PARBOABOA, Ukraina - Perang dua negara bertetangga antara Ukraina dan Rusia masih panas hingga hari ini, Senin (14/3). Memasuki hari kesembilan belas invasi, Rusia masih saja membombardir sejumlah pangkalan militer Ukraina, bahkan serangan sudah mulai menyasar tempat-tempat warga sipil berlindung, seperti serangan di masjid Sultan Suleiman pada Sabtu (12/3) lalu.
Meski perundingan tiga putaran yang telah dilakukan tak menghasilkan keputusan yang memuaskan, kedua negara dilaporkan akan kembali menggelar perundingan putaran keempat hari ini, Senin (14/3), melalui konferensi video.
Ditengah upaya mencari solusi damai, kedua negara saling mengeluarkan tudingan kecurangan yang dilakukan oleh pihak lawan mereka. Seperti Ukraina yang menuding Rusia melakukan genosida.

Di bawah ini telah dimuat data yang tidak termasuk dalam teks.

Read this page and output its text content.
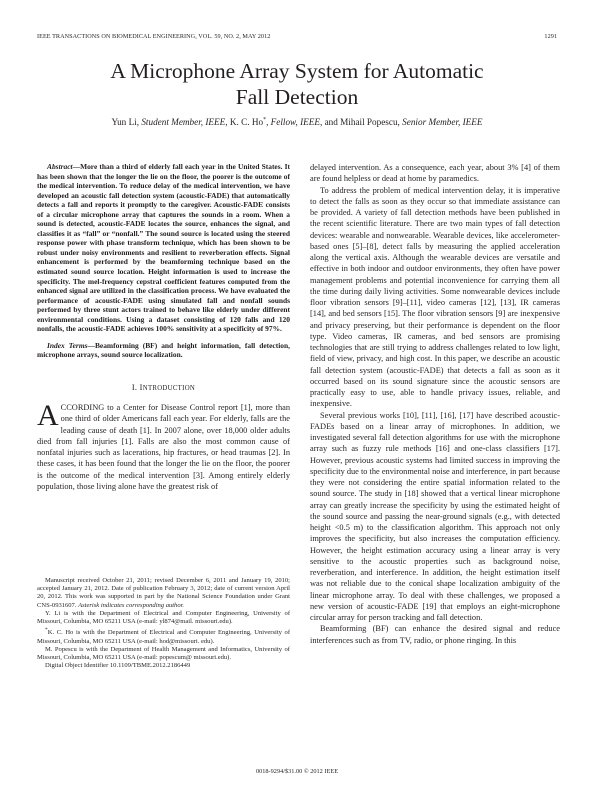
IEEE TRANSACTIONS ON BIOMEDICAL ENGINEERING, VOL. 59, NO. 2, MAY 2012	1291
A Microphone Array System for Automatic
Fall Detection
Yun Li, Student Member, IEEE, K. C. Ho*, Fellow, IEEE, and Mihail Popescu, Senior Member, IEEE

Abstract—More than a third of elderly fall each year in the United States. It has been shown that the longer the lie on the floor, the poorer is the outcome of the medical intervention. To reduce delay of the medical intervention, we have developed an acoustic fall detection system (acoustic-FADE) that automatically detects a fall and reports it promptly to the caregiver. Acoustic-FADE consists of a circular microphone array that captures the sounds in a room. When a sound is detected, acoustic-FADE locates the source, enhances the signal, and classifies it as “fall” or “nonfall.” The sound source is located using the steered response power with phase transform technique, which has been shown to be robust under noisy environments and resilient to reverberation effects. Signal enhancement is performed by the beamforming technique based on the estimated sound source location. Height information is used to increase the specificity. The mel-frequency cepstral coefficient features computed from the enhanced signal are utilized in the classification process. We have evaluated the performance of acoustic-FADE using simulated fall and nonfall sounds performed by three stunt actors trained to behave like elderly under different environmental conditions. Using a dataset consisting of 120 falls and 120 nonfalls, the acoustic-FADE achieves 100% sensitivity at a specificity of 97%.

Index Terms—Beamforming (BF) and height information, fall detection, microphone arrays, sound source localization.

I. INTRODUCTION

ACCORDING to a Center for Disease Control report [1], more than one third of older Americans fall each year. For elderly, falls are the leading cause of death [1]. In 2007 alone, over 18,000 older adults died from fall injuries [1]. Falls are also the most common cause of nonfatal injuries such as lacerations, hip fractures, or head traumas [2]. In these cases, it has been found that the longer the lie on the floor, the poorer is the outcome of the medical intervention [3]. Among entirely elderly population, those living alone have the greatest risk of

Manuscript received October 21, 2011; revised December 6, 2011 and January 19, 2010; accepted January 21, 2012. Date of publication February 3, 2012; date of current version April 20, 2012. This work was supported in part by the National Science Foundation under Grant CNS-0931607. Asterisk indicates corresponding author.

Y. Li is with the Department of Electrical and Computer Engineering, University of Missouri, Columbia, MO 65211 USA (e-mail: yl874@mail. missouri.edu).

*K. C. Ho is with the Department of Electrical and Computer Engineering, University of Missouri, Columbia, MO 65211 USA (e-mail: hod@missouri. edu).

M. Popescu is with the Department of Health Management and Informatics, University of Missouri, Columbia, MO 65211 USA (e-mail: popescum@ missouri.edu).

Digital Object Identifier 10.1109/TBME.2012.2186449

delayed intervention. As a consequence, each year, about 3% [4] of them are found helpless or dead at home by paramedics.

To address the problem of medical intervention delay, it is imperative to detect the falls as soon as they occur so that immediate assistance can be provided. A variety of fall detection methods have been published in the recent scientific literature. There are two main types of fall detection devices: wearable and nonwearable. Wearable devices, like accelerometer-based ones [5]–[8], detect falls by measuring the applied acceleration along the vertical axis. Although the wearable devices are versatile and effective in both indoor and outdoor environments, they often have power management problems and potential inconvenience for carrying them all the time during daily living activities. Some nonwearable devices include floor vibration sensors [9]–[11], video cameras [12], [13], IR cameras [14], and bed sensors [15]. The floor vibration sensors [9] are inexpensive and privacy preserving, but their performance is dependent on the floor type. Video cameras, IR cameras, and bed sensors are promising technologies that are still trying to address challenges related to low light, field of view, privacy, and high cost. In this paper, we describe an acoustic fall detection system (acoustic-FADE) that detects a fall as soon as it occurred based on its sound signature since the acoustic sensors are practically easy to use, able to handle privacy issues, reliable, and inexpensive.

Several previous works [10], [11], [16], [17] have described acoustic-FADEs based on a linear array of microphones. In addition, we investigated several fall detection algorithms for use with the microphone array such as fuzzy rule methods [16] and one-class classifiers [17]. However, previous acoustic systems had limited success in improving the specificity due to the environmental noise and interference, in part because they were not considering the entire spatial information related to the sound source. The study in [18] showed that a vertical linear microphone array can greatly increase the specificity by using the estimated height of the sound source and passing the near-ground signals (e.g., with detected height <0.5 m) to the classification algorithm. This approach not only improves the specificity, but also increases the computation efficiency. However, the height estimation accuracy using a linear array is very sensitive to the acoustic properties such as background noise, reverberation, and interference. In addition, the height estimation itself was not reliable due to the conical shape localization ambiguity of the linear microphone array. To deal with these challenges, we proposed a new version of acoustic-FADE [19] that employs an eight-microphone circular array for person tracking and fall detection.

Beamforming (BF) can enhance the desired signal and reduce interferences such as from TV, radio, or phone ringing. In this

0018-9294/$31.00 © 2012 IEEE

Tak berbeda dengan Ukraina, baru-baru ini Rusia juga mengeluarkan klaim, jika Ukraina sedang mempersiapkan senjata biologi di 30 laboratorium yang tersebar di negara tersebut.
Tuduhan ini dilayangkan Kementerian Pertahanan Rusia yang mengatakan, AS dan Ukraina saat ini sedang mengembangkan senjata biologis yang menggunakan patogen berbahaya sebagai alat untuk membunuh, melukai, atau melumpuhkan musuh. Dalam klaim yang sama disebut jika di laboratorium tersebut juga dilakukan eksperimen menggunakan sampel virus Corona dari kelelawar.
Amerika dan Ukraina langsung kompak membantah tudingan tersebut. Bahkan pertemuan Perserikatan Bangsa Bangsa (PBB) telah dilakukan untuk membahas masalah ini pada Jumat (11/3). Dari pertemuan tersebut, PBB telah menyatakan bahwa mereka tak menemukan bukti mengenai pernyataan tersebut.
Masalah laboratorium tersebut berakhir tanpa bukti, kali ini Ukraina yang mengeluarkan tudingan balasan. Ukraina menyatakan jika pihak Rusia saat ini sedang mempersiapkan senjata kimia untuk menyerang negaranya. Senjata kimia sendiri merupakan jenis amunisi yang disertai racun atau zat kimia yang menyerang sistem tubuh manusia.
"Konfirmasi lain terkait persiapan Rusia akan melancarkan serangan kimia melawan Ukraina telah ditemukan. Kehadiran ahli kimia terdeteksi di kontingen Federasi Rusia," demikian pernyataan Kantor Kepresidenan Ukraina dikuti dari CNNIndonesia.com, Senin (14/3).
Ukraina memaparkan bukti pendukung atas klaim ini, dimana mereka menemukan Aftayev Alexander Viktorovich yang merupakan ahli kimia militer Rusia telah terbunuh saat berhadapan dengan pasukan militer Ukraina.
"Menurut beberapa dokumen, sebelum kematiannya di Ukraina, Aftayev bertugas di unit militer 21222, Kantor Federal untuk Penyimpanan Aman dan Pemusnahan Senjata Kimia di kota Penza,” lanjut pernyataan tersebut.
Kebenaran mengenai penggunaan senjata kimia ini memang belum dikonfirmasi, namun sebelumnya Amerika sudah memperingatkan Rusia agar tidak menggunakan senjata kimia atau biologis saat mereka berusaha menginvasi Ukraina.
Kelanjutan mengenai saling tuding antara Rusia dan Ukraina ini belum terbukti kebenarannya, namun penggunaan senjata kimia dan senjata biologi memang dilarang dalam peperangan.